Alle relevanten Unterlagen und Karten zu den Beteiligungsverfahren werden im Online-Portal BOB-SH zur Verfügung gestellt. Im Online-Portal, per Post oder E-Mail können seit dem 04.09.2018 die Stellungnahmen abgegeben werden.

Online: BOB-SH

Postadresse: Ministerium für Inneres, ländliche Räume und Integration - Landesplanung, Düsternbrooker Weg 92, 24105 Kiel

E-Mail: windenergiebeteiligung@im.landsh.de

Weitere Informationen zur Öffentlichkeitsbeteiligung

Die wesentlichen Unterlagen des zweiten Planentwurfes sind:

Gesamträumliches Plankonzept

Das gesamträumliche Plankonzept zur Teilfortschreibung des Landesentwicklungsplanes (LEP) 2010 sowie zur Teilaufstellung der Regionalpläne der Planungsräume I, II und III in Schleswig-Holstein (Sachthema Wind) erläutert den Planaufstellungsprozess und enthält u.a. den Kriterienkatalog zur Auswahl der Vorranggebiete. Es wurde für die zweiten Planentwürfe ebenfalls aktualisiert.

Gesamträumliches Plankonzept

LEP Thema Wind

Die Teilfortschreibung des Landesentwicklungsplanes (LEP) legt die Grundsätze und Ziele der Raumordnung zum Thema Wind fest. Der LEP besteht aus einem Textteil sowie einem Umweltbericht.

Teilaufstellungen der Regionalpläne I bis III

Die Regionalpläne beinhalten für die jeweiligen Planungsräume die sogenannten Ziele und Grundsätze der Raumordnung. Die Regionalpläne konkretisieren die Vorgaben des Landesentwicklungsplans und setzen sie bezogen auf den jeweiligen Planungsraum um.

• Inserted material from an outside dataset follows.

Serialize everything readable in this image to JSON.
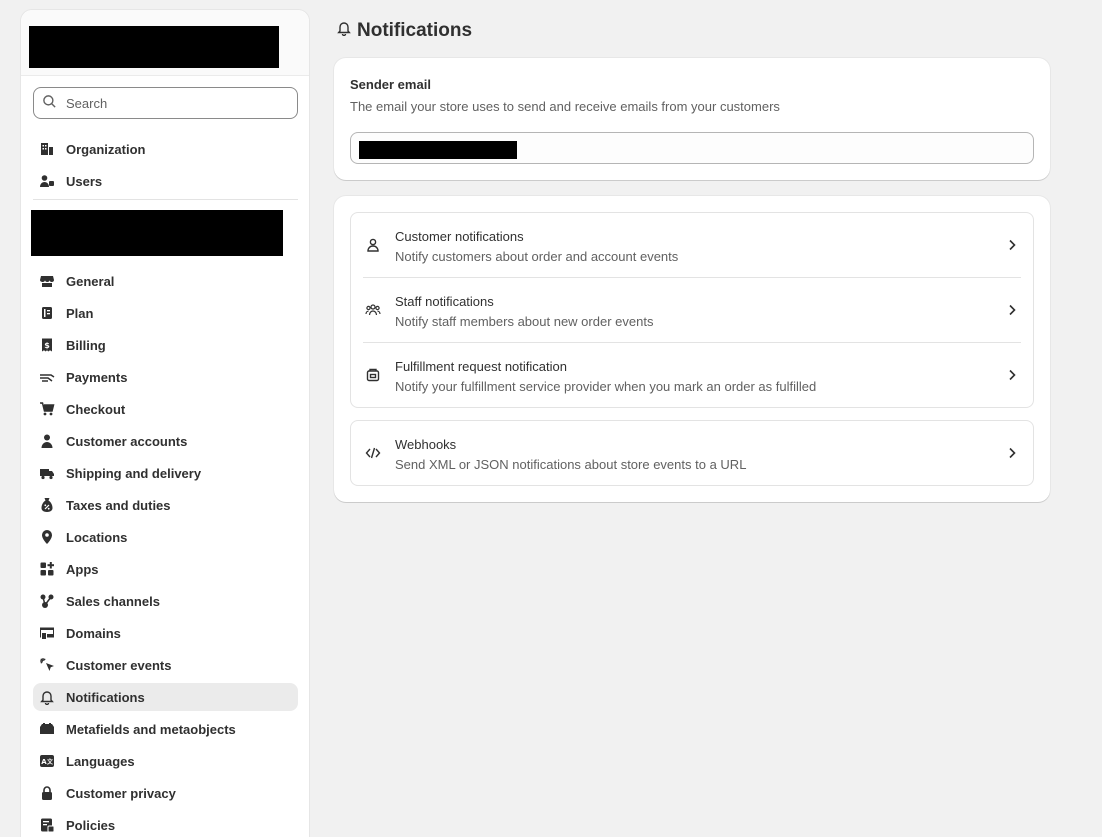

Die Ziele und Grundsätze müssen von allen öffentlichen Planungsträgern beachtet bzw. berücksichtigt werden, insbesondere von den Gemeinden bei ihrer Bauleitplanung.

In den Teilaufstellungen der Regionalpläne werden die Vorranggebiete in einer Karte konkret festgelegt. Weitere Festlegungen:

  • Mindestabstände zur Wohnbebauung und anderen Schutzbelangen gemäß Kriterienkatalog im Plankonzept;
  • Einschränkung der Steuerung der Windenergienutzung innerhalb der Vorranggebiete durch Bauleitplanungen der Gemeinden (nur noch zulässig, wenn die Gemeinde Belange anführt, die auf der Ebene der Regionalplanung noch nicht letztabgewogen erkennbar waren);
  • Auswahl der Repowering-Gebiete und rechtliche Grundlagen ihrer Nutzung;
  • Sonderregelungen und Ausnahmen für Härtefälle.

Umweltberichte

Bei der Aufstellung von Raumordnungsplänen (hier: Teilfortschreibung der Regional-pläne) ist entsprechend § 9 ROG eine Umweltprüfung durchzuführen. Dabei sind die voraussichtlichen erheblichen Auswirkungen des Raumordnungsplans auf Menschen einschließlich der menschlichen Gesundheit, Tiere, Pflanzen und die biologische Vielfalt, Boden, Wasser, Luft, Klima und Landschaft, Kulturgüter und sonstige Sachgüter sowie die Wechselwirkung zwischen den vorgenannten Schutzgütern zu ermitteln und in einem Umweltbericht frühzeitig zu beschreiben und zu bewerten. Dies umfasst auch erforderliche FFH-Verträglichkeitsprüfungen. Gegenstand der Umweltprüfung sind die einzelnen Vorranggebiete inklusive der Sonderregelungen für die Windenergienutzung.
Im Ergebnis der Prüfung wurde festgestellt, dass durch die Vorranggebiete negative Auswirkungen auf einige Schutzgüter, insbesondere Vögel, Fledermäuse und Landschaft, entstehen könnten. Auf das Schutzgut Klima hat die verstärkte Nutzung von Windenergie anstelle konventioneller Energieerzeugungsarten dagegen eine positive Wirkung. Auch das Repowering-Konzept hat positive Effekte, da es zu einer Konzentration der Anlagen und einem Abbau alter Anlagen an Standorten führt, die den heutigen Anforderungen nicht mehr genügen. Aufgrund der im Planungsverfahren durchgeführten Methodik zur Auswahl der Vorranggebiete wurden die Alternativen gewählt, welche die geringste Belastung für die Umwelt darstellen. Für die Umwelt unverträgliche Gebiete konnten dadurch bereits im Aufstellungsverfahren des Planes ausgeschlossen werden.